First Wave 1830–1920

Second Wave 1960s–1970s

Traditional Feminists

•   Includes liberal, radical, and Marxist/socialist schools.

•   Betty Friedan’s book The Feminine Mystique is commonly associated with the second wave and tended to reflect the interests and concerns of mainly younger, white, middle-class, articulate women.

•   Of prime concern were women in the home, division of labor, childcare, reproductive roles, and issues concerning women’s sexuality.

•   Liberal feminists argued that women’s oppression lies in their lack of civil rights and poor educational opportunities.

•   Marxist/socialist feminists believed that women are oppressed by society’s structures and that capitalism and patriarchy are the primary causes.

1980s–1990s

Contemporary Feminists

•   Origins in psychoanalytical and postmodernist/ poststructuralist discourses; although there is no unifying definition of feminism, feminism is often associated with a political label indicating support for the aims of the women’s movement and the struggle against all forms of patriarchy and sexism.

•   Contemporary socialist feminists strive to understand women of color, working-class women, disabled, women, poor women, lesbian women, and old women as well as white, financially privileged, heterosexual women.

•   Contemporary radical feminists tend to be issues-focused: pornography, family violence, assault, rape, reproductive rights. The primary issue with radical feminism “is not gender difference, but the difference gender makes” (Bernard et al., 2000, p. 11).
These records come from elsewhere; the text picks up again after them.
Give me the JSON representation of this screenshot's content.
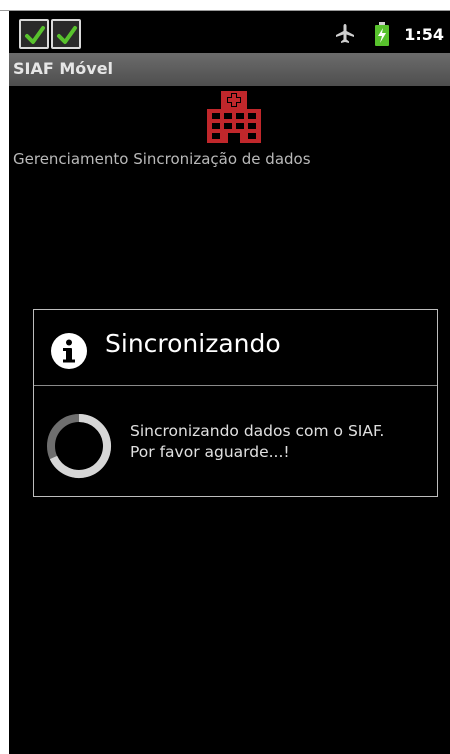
{
  "status_bar": {
    "notification_icons": [
      "check-icon",
      "check-icon"
    ],
    "time": "1:54",
    "icons": [
      "airplane-icon",
      "battery-charging-icon"
    ]
  },
  "app_bar": {
    "title": "SIAF Móvel"
  },
  "content": {
    "app_icon": "hospital-building-icon",
    "subtitle": "Gerenciamento Sincronização de dados"
  },
  "dialog": {
    "icon": "info-icon",
    "title": "Sincronizando",
    "message": "Sincronizando dados com o SIAF.\nPor favor aguarde...!",
    "spinner": "progress-spinner-icon"
  },
  "colors": {
    "screen_background": "#000000",
    "title_bar": "#5a5a5a",
    "icon_red": "#c0272b",
    "check_green": "#58c22d"
  }
}
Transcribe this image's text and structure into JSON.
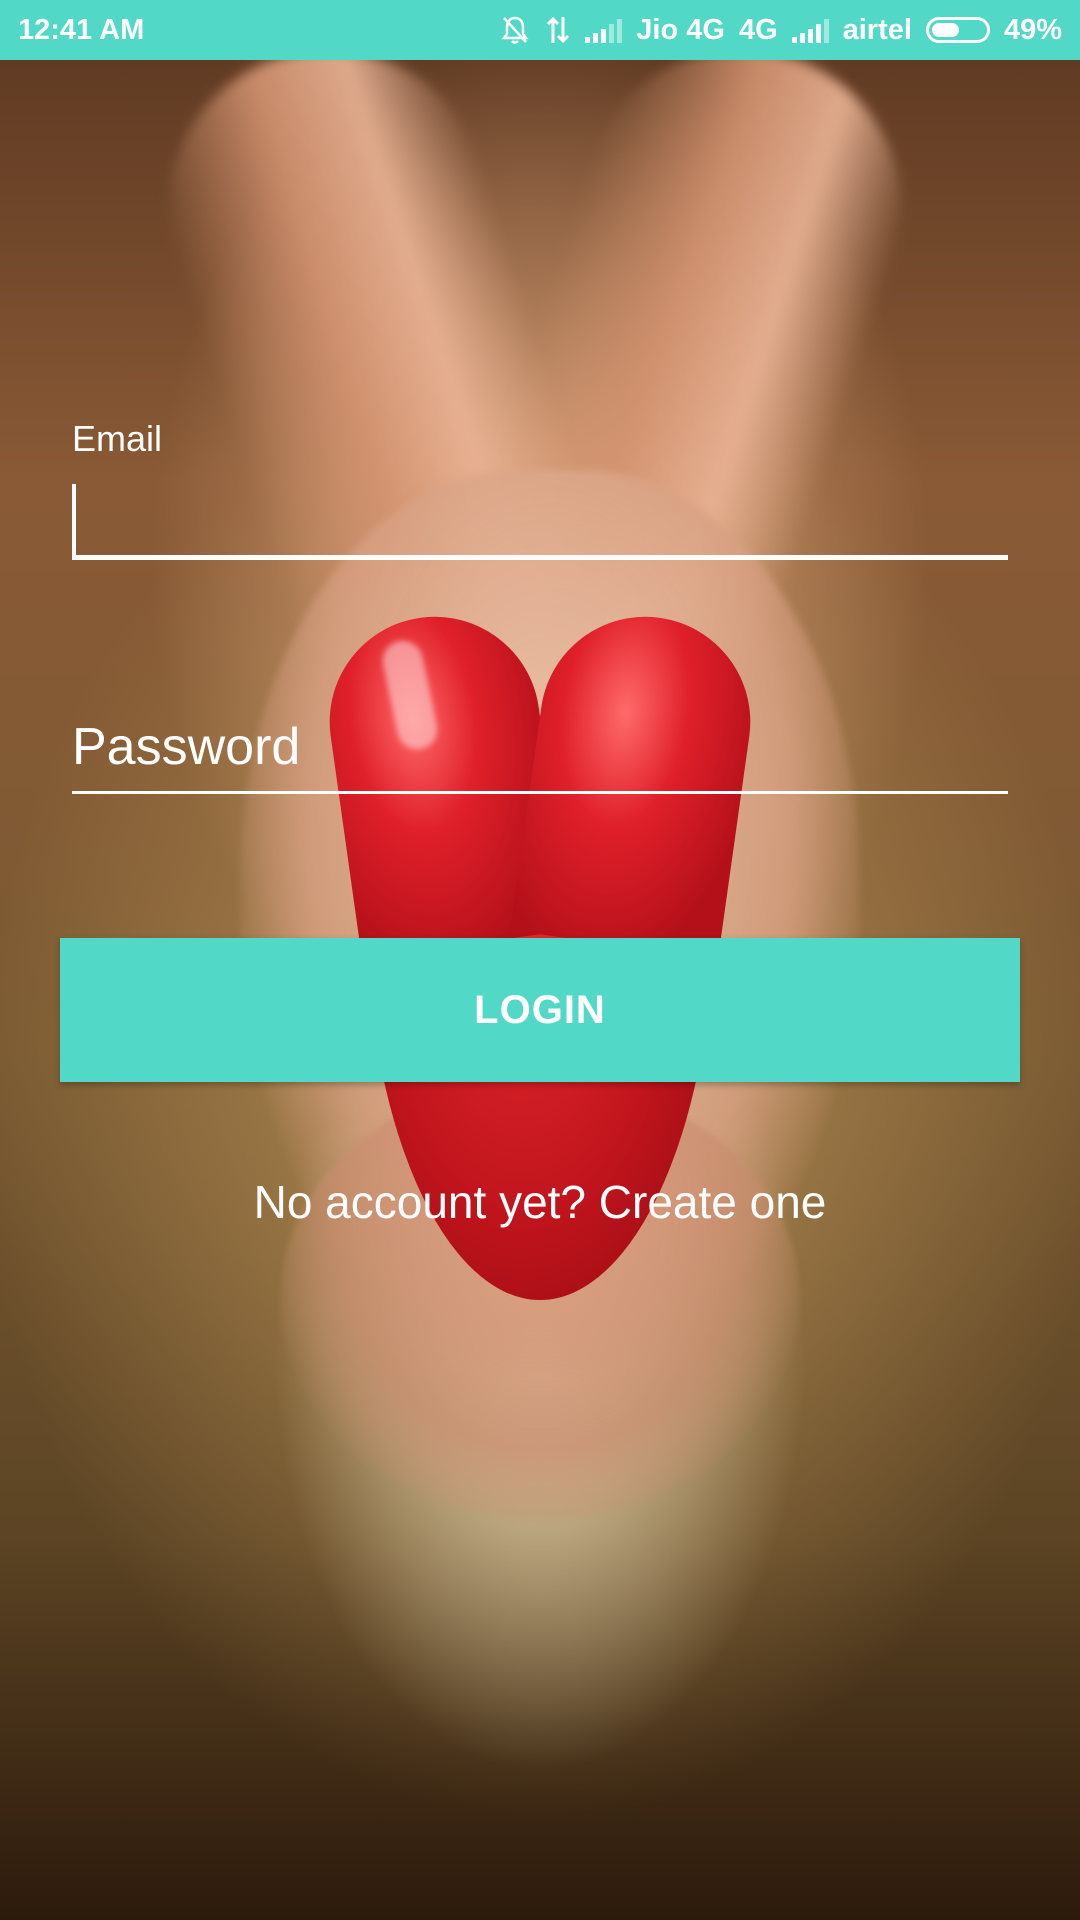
{
  "status_bar": {
    "time": "12:41 AM",
    "carrier1": "Jio 4G",
    "network_type": "4G",
    "carrier2": "airtel",
    "battery": "49%",
    "background": "#52d8c6",
    "icons": [
      "bell-off-icon",
      "data-arrows-icon",
      "signal-icon",
      "battery-icon"
    ]
  },
  "form": {
    "email_label": "Email",
    "email_value": "",
    "password_placeholder": "Password",
    "login_label": "LOGIN",
    "create_account_text": "No account yet? Create one"
  },
  "theme": {
    "accent": "#52d8c6",
    "text": "#ffffff"
  }
}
•   Psychoanalytic feminism (also known as cultural feminism) supports a separate women’s culture that should be valued and claimed as its own for its own innate qualities (see Gilligan, 1982).

•   Postmodern and poststructuralist feminists stress plurality (e.g., that even oppression is experienced differently by different women). Poststructuralist feminists wish to deconstruct the ideas, examine them, and reconstruct the elements, albeit with a certain amount of discomfort with the label “postmodern,” which would claim that no one identity exists.

•   Contemporary feminists also criticize Western feminism for having been largely inattentive to race and ethnicity.

•   Note: The current emphasis on situating women in society is congruent with our approach in this book, that is, of learning about women’s experiences of grief—not only young women but older women as well. This is consistent with criticisms meted out by both traditional and contemporary feminists of the failure of psychological models and theories to take into account aging or the experiences of women in mid-life or older women.

Post-1990s

Post-Feminist Era

•   The aging of women has been examined. Although a discussion of women and aging is covered elsewhere (e.g., Bernard et al., 2000), interestingly, Jung (1968) claimed the women in mid-life have become more familiar with themselves and have easier access to the masculine side of their nature (and become more aggressive) while a parallel occurrence happens with men (they develop more feminine features of gentleness and caring behaviors).

•   Findings from Bernard et al. (2000) indicate that women’s experiences of grief were related more to the way in which each woman had developed a sense of self and made sense of her own experience; interestingly, it also found that emotional characteristics drawn from the childhood of each woman gave her an important sense of her life perspectives. Women’s experiences do not fit any category nicely; rather, a much more complex process of understanding the world and one’s place in it produces a varied response to loss. Bernard’s research pointed out that women have a wide range of reactions to bereavement (most of them nonpathological). As well, narrative and story are now seen as important paths to self-discovery and meaning making.